Michael Moore's contentious film Fahrenheit 9/11 has opened in Poland, with some film critics likening it to totalitarian propaganda.
Polish MPs opposed to the war have urged people to see Moore's film
Gazeta Wyborcza reviewer Jacek Szczerba called the film a "foul pamphlet".
He said it was too biased to be called a documentary and was similar to work by Nazi propaganda director Leni Riefenstahl.
But politicians opposed to Poland's involvement in the US-led occupation of Iraq have urged people to see the film.
"In criticising Moore, I have to admit that he has certain abilities - Leni Riefenstahl had them too," Mr Szczerba said in his review.
"Michael Moore will not convince Poles with his film," the Rzeczpospolita newspaper said in its review.
'A lot of truth'
"People are very sensitive to aggressive propaganda, especially when it pretends to be an objective documentary or a work of art."

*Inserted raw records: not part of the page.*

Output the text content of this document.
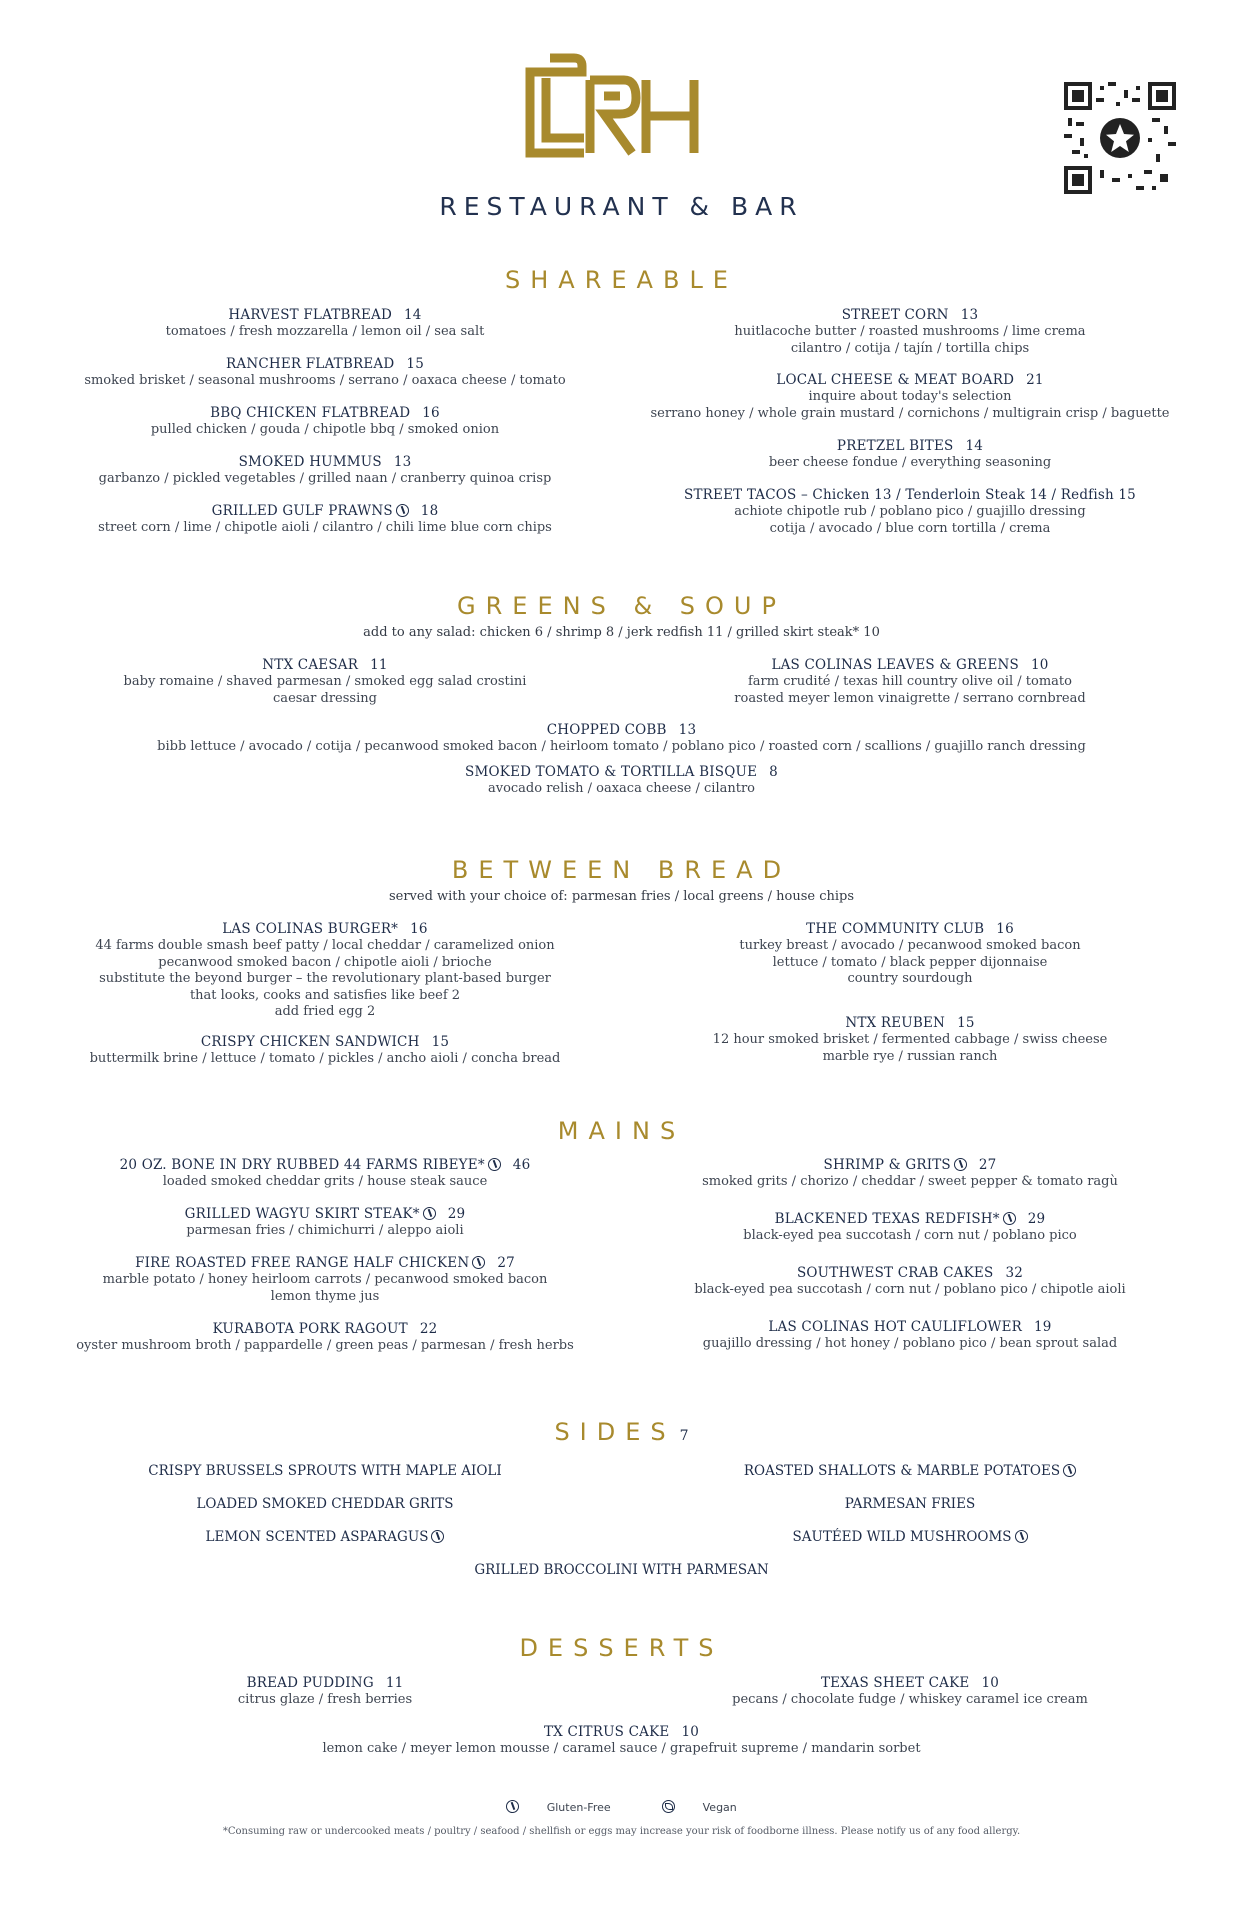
RESTAURANT & BAR
SHAREABLE
HARVEST FLATBREAD 14
tomatoes / fresh mozzarella / lemon oil / sea salt
RANCHER FLATBREAD 15
smoked brisket / seasonal mushrooms / serrano / oaxaca cheese / tomato
BBQ CHICKEN FLATBREAD 16
pulled chicken / gouda / chipotle bbq / smoked onion
SMOKED HUMMUS 13
garbanzo / pickled vegetables / grilled naan / cranberry quinoa crisp
GRILLED GULF PRAWNS 18
street corn / lime / chipotle aioli / cilantro / chili lime blue corn chips
STREET CORN 13
huitlacoche butter / roasted mushrooms / lime crema
cilantro / cotija / tajín / tortilla chips
LOCAL CHEESE & MEAT BOARD 21
inquire about today's selection
serrano honey / whole grain mustard / cornichons / multigrain crisp / baguette
PRETZEL BITES 14
beer cheese fondue / everything seasoning
STREET TACOS – Chicken 13 / Tenderloin Steak 14 / Redfish 15
achiote chipotle rub / poblano pico / guajillo dressing
cotija / avocado / blue corn tortilla / crema
GREENS & SOUP
add to any salad: chicken 6 / shrimp 8 / jerk redfish 11 / grilled skirt steak* 10
NTX CAESAR 11
baby romaine / shaved parmesan / smoked egg salad crostini
caesar dressing
LAS COLINAS LEAVES & GREENS 10
farm crudité / texas hill country olive oil / tomato
roasted meyer lemon vinaigrette / serrano cornbread
CHOPPED COBB 13
bibb lettuce / avocado / cotija / pecanwood smoked bacon / heirloom tomato / poblano pico / roasted corn / scallions / guajillo ranch dressing
SMOKED TOMATO & TORTILLA BISQUE 8
avocado relish / oaxaca cheese / cilantro
BETWEEN BREAD
served with your choice of: parmesan fries / local greens / house chips
LAS COLINAS BURGER* 16
44 farms double smash beef patty / local cheddar / caramelized onion
pecanwood smoked bacon / chipotle aioli / brioche
substitute the beyond burger – the revolutionary plant-based burger
that looks, cooks and satisfies like beef 2
add fried egg 2
CRISPY CHICKEN SANDWICH 15
buttermilk brine / lettuce / tomato / pickles / ancho aioli / concha bread
THE COMMUNITY CLUB 16
turkey breast / avocado / pecanwood smoked bacon
lettuce / tomato / black pepper dijonnaise
country sourdough
NTX REUBEN 15
12 hour smoked brisket / fermented cabbage / swiss cheese
marble rye / russian ranch
MAINS
20 OZ. BONE IN DRY RUBBED 44 FARMS RIBEYE* 46
loaded smoked cheddar grits / house steak sauce
GRILLED WAGYU SKIRT STEAK* 29
parmesan fries / chimichurri / aleppo aioli
FIRE ROASTED FREE RANGE HALF CHICKEN 27
marble potato / honey heirloom carrots / pecanwood smoked bacon
lemon thyme jus
KURABOTA PORK RAGOUT 22
oyster mushroom broth / pappardelle / green peas / parmesan / fresh herbs
SHRIMP & GRITS 27
smoked grits / chorizo / cheddar / sweet pepper & tomato ragù
BLACKENED TEXAS REDFISH* 29
black-eyed pea succotash / corn nut / poblano pico
SOUTHWEST CRAB CAKES 32
black-eyed pea succotash / corn nut / poblano pico / chipotle aioli
LAS COLINAS HOT CAULIFLOWER 19
guajillo dressing / hot honey / poblano pico / bean sprout salad
SIDES 7
CRISPY BRUSSELS SPROUTS WITH MAPLE AIOLI
LOADED SMOKED CHEDDAR GRITS
LEMON SCENTED ASPARAGUS
ROASTED SHALLOTS & MARBLE POTATOES
PARMESAN FRIES
SAUTÉED WILD MUSHROOMS
GRILLED BROCCOLINI WITH PARMESAN
DESSERTS
BREAD PUDDING 11
citrus glaze / fresh berries
TEXAS SHEET CAKE 10
pecans / chocolate fudge / whiskey caramel ice cream
TX CITRUS CAKE 10
lemon cake / meyer lemon mousse / caramel sauce / grapefruit supreme / mandarin sorbet
Gluten-Free	Vegan
*Consuming raw or undercooked meats / poultry / seafood / shellfish or eggs may increase your risk of foodborne illness. Please notify us of any food allergy.
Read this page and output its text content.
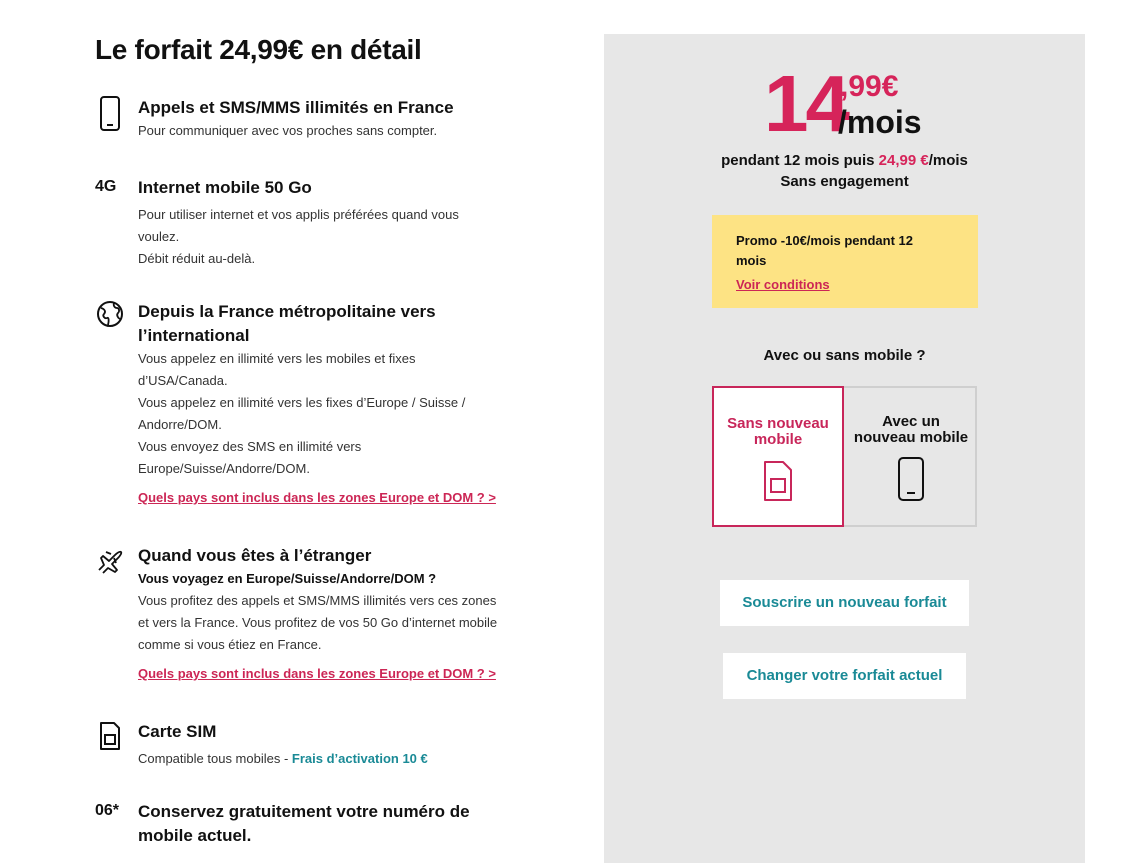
Le forfait 24,99€ en détail
Appels et SMS/MMS illimités en France

Pour communiquer avec vos proches sans compter.

4G Internet mobile 50 Go

Pour utiliser internet et vos applis préférées quand vous

voulez.

Débit réduit au-delà.

Depuis la France métropolitaine vers
l’international

Vous appelez en illimité vers les mobiles et fixes

d’USA/Canada.

Vous appelez en illimité vers les fixes d’Europe / Suisse /

Andorre/DOM.

Vous envoyez des SMS en illimité vers

Europe/Suisse/Andorre/DOM.

Quels pays sont inclus dans les zones Europe et DOM ? >
Quand vous êtes à l’étranger

Vous voyagez en Europe/Suisse/Andorre/DOM ?

Vous profitez des appels et SMS/MMS illimités vers ces zones

et vers la France. Vous profitez de vos 50 Go d’internet mobile

comme si vous étiez en France.

Quels pays sont inclus dans les zones Europe et DOM ? >
Carte SIM

Compatible tous mobiles - Frais d’activation 10 €

06* Conservez gratuitement votre numéro de
mobile actuel.
14
,99€
/mois
pendant 12 mois puis 24,99 €/mois
Sans engagement
Promo -10€/mois pendant 12
mois
Voir conditions
Avec ou sans mobile ?
Sans nouveau
mobile
Avec un
nouveau mobile
Souscrire un nouveau forfait
Changer votre forfait actuel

The Polish government has supported the US-led operations in Iraq, and the Poles are in charge of a 6,200-strong force in southern Iraq. More than 2,000 Polish troops are currently serving in Iraq.
"The film contained some propaganda, but there was also a lot of truth in it," Pole Elzbieta Karwinska, 58, said after seeing the film.
"But I see no direct connection between the film and the Polish army in Iraq. I think that Poland is in Iraq for completely different reasons," she said.
This week, an Australian government minister described Moore as "the quintessential ugly American", after the film maker criticised the Australian prime minister's support of US President George Bush, saying: "What is John Howard doing in bed with an idiot?".